The Royal Melbourne Hospital, Parkville, Melbourne, VIC, Australia.
Daffodil Centre, The University of Sydney, A Joint Venture with Cancer Council New South Wales, Sydney, NSW, Australia.
Ann Surg Oncol. 2024 Oct;31(10):6820-6830. doi: 10.1245/s10434-024-15848-y. Epub 2024 Jul 24.
BreastScreen Australia, the population mammographic screening program for breast cancer, uses two-view digital screening mammography ± ultrasound followed by percutaneous biopsy to detect breast cancer. Secondary breast imaging for further local staging, not performed at BreastScreen, may identify additional clinically significant breast lesions. Staging options include further mammography, bilateral ultrasound, and/or contrast-based imaging (CBI) [magnetic resonance imaging (MRI) or contrast-enhanced mammography (CEM)]. CBI for local staging of screen-detected cancer was introduced at an academic hospital breast service in Melbourne, VIC, Australia. We report findings for otherwise occult disease and resulting treatment changes.
Patients staged using CEM between November 2018 and April 2022 were identified from hospital records. Data were extracted from radiology, pathology, and breast unit databases. CEM-detected abnormalities were documented as true positive (TP) for invasive cancer or ductal carcinoma in situ (DCIS), or otherwise false positive (FP). The impact on surgical decisions was assessed.

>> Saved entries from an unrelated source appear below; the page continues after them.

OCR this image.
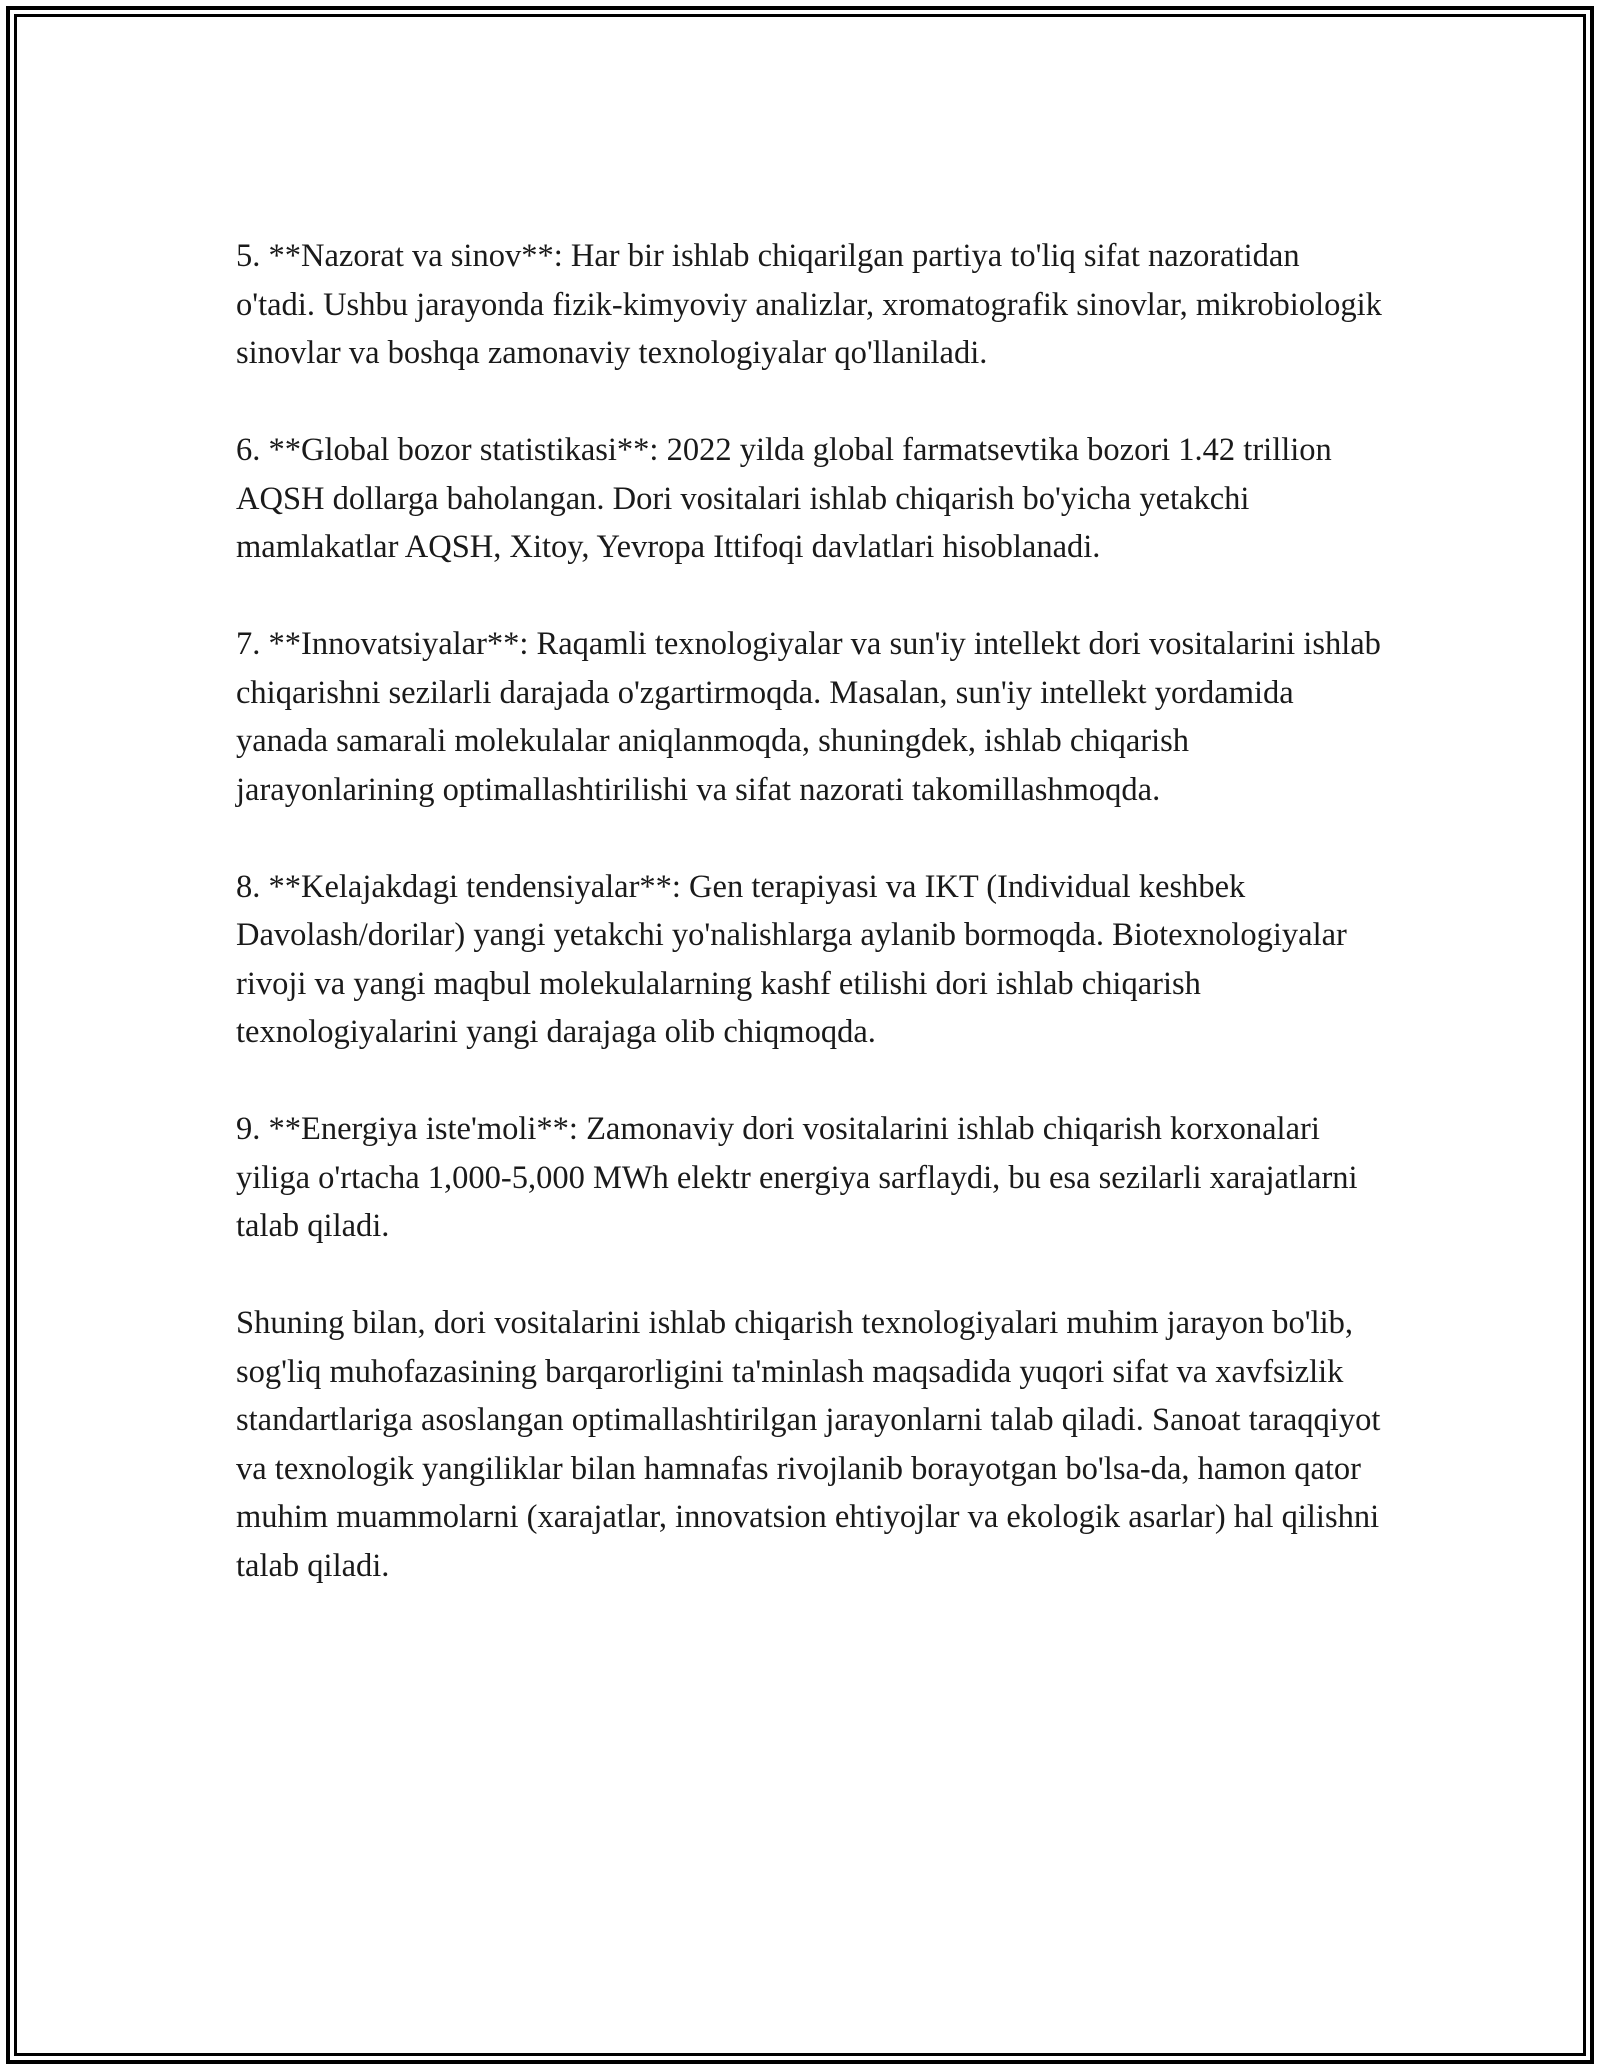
5. **Nazorat va sinov**: Har bir ishlab chiqarilgan partiya to'liq sifat nazoratidan o'tadi. Ushbu jarayonda fizik-kimyoviy analizlar, xromatografik sinovlar, mikrobiologik sinovlar va boshqa zamonaviy texnologiyalar qo'llaniladi.

6. **Global bozor statistikasi**: 2022 yilda global farmatsevtika bozori 1.42 trillion AQSH dollarga baholangan. Dori vositalari ishlab chiqarish bo'yicha yetakchi mamlakatlar AQSH, Xitoy, Yevropa Ittifoqi davlatlari hisoblanadi.

7. **Innovatsiyalar**: Raqamli texnologiyalar va sun'iy intellekt dori vositalarini ishlab chiqarishni sezilarli darajada o'zgartirmoqda. Masalan, sun'iy intellekt yordamida yanada samarali molekulalar aniqlanmoqda, shuningdek, ishlab chiqarish jarayonlarining optimallashtirilishi va sifat nazorati takomillashmoqda.

8. **Kelajakdagi tendensiyalar**: Gen terapiyasi va IKT (Individual keshbek Davolash/dorilar) yangi yetakchi yo'nalishlarga aylanib bormoqda. Biotexnologiyalar rivoji va yangi maqbul molekulalarning kashf etilishi dori ishlab chiqarish texnologiyalarini yangi darajaga olib chiqmoqda.

9. **Energiya iste'moli**: Zamonaviy dori vositalarini ishlab chiqarish korxonalari yiliga o'rtacha 1,000-5,000 MWh elektr energiya sarflaydi, bu esa sezilarli xarajatlarni talab qiladi.

Shuning bilan, dori vositalarini ishlab chiqarish texnologiyalari muhim jarayon bo'lib, sog'liq muhofazasining barqarorligini ta'minlash maqsadida yuqori sifat va xavfsizlik standartlariga asoslangan optimallashtirilgan jarayonlarni talab qiladi. Sanoat taraqqiyot va texnologik yangiliklar bilan hamnafas rivojlanib borayotgan bo'lsa-da, hamon qator muhim muammolarni (xarajatlar, innovatsion ehtiyojlar va ekologik asarlar) hal qilishni talab qiladi.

Of 202 patients aged 44-84 years, 60 (30%) had 74 additional findings [34 (46%) TP, 40 (54%) FP]. These were malignant in 29/202 (14%) patients (79% invasive cancers, 21% DCIS). CEM resulted in surgical changes in 43/202 (21%) patients: wider resection (24/43), conversion to mastectomy (6/43), contralateral breast surgery (6/43), additional ipsilateral excision (5/43), and bracketing (2/43). Additional findings were more common for patients with larger index lesions and for invasive cancer, but there was no significant variation by age, breast density, or index lesion grade.
CEM for local staging of screen-detected breast cancers identified occult malignancy in 14% of patients. CEM improves local staging and may facilitate appropriate management of screen-detected breast cancers.
澳大利亚的乳腺癌人群筛查项目“BreastScreen Australia”采用双视图数字筛查乳房 X 光摄影术±超声检查,随后进行经皮活检,以检测乳腺癌。在“BreastScreen”之外进行的二次乳房影像学检查,用于进一步局部分期,可能会发现更多具有临床意义的乳房病变。分期选择包括进一步进行乳房 X 光摄影术、双侧超声检查和/或对比增强成像(CBI)[磁共振成像(MRI)或对比增强乳房 X 光摄影术(CEM)]。CEM 用于澳大利亚墨尔本一家学术医院乳腺科筛查发现的乳腺癌的局部分期,我们报告了隐匿性疾病的发现结果及其治疗改变。
从医院记录中确定了 2018 年 11 月至 2022 年 4 月期间使用 CEM 进行分期的患者。从放射学、病理学和乳腺科数据库中提取数据。记录 CEM 检测到的异常为浸润性癌或导管原位癌(DCIS)的真阳性(TP),或其他假阳性(FP)。评估了对手术决策的影响。
在 202 名年龄在 44-84 岁的患者中,60 名(30%)有 74 个额外发现[34 名(46%)TP,40 名(54%)FP]。这 202 名患者中有 29 名(14%)患者的恶性肿瘤为阳性(79%为浸润性癌,21%为 DCIS)。CEM 导致 202 名患者中的 43 名(21%)患者进行了手术改变:更广泛的切除(24/43)、转为乳房切除术(6/43)、对侧乳房手术(6/43)、同侧切除(5/43),以及定位(2/43)。对于指数病变较大的患者和浸润性癌患者,CEM 发现了更多隐匿性病变,但年龄、乳房密度或指数病变分级无显著差异。
CEM 用于筛查发现的乳腺癌的局部分期,在 14%的患者中发现隐匿性恶性肿瘤。CEM 提高了局部分期,并可能有助于对筛查发现的乳腺癌进行适当管理。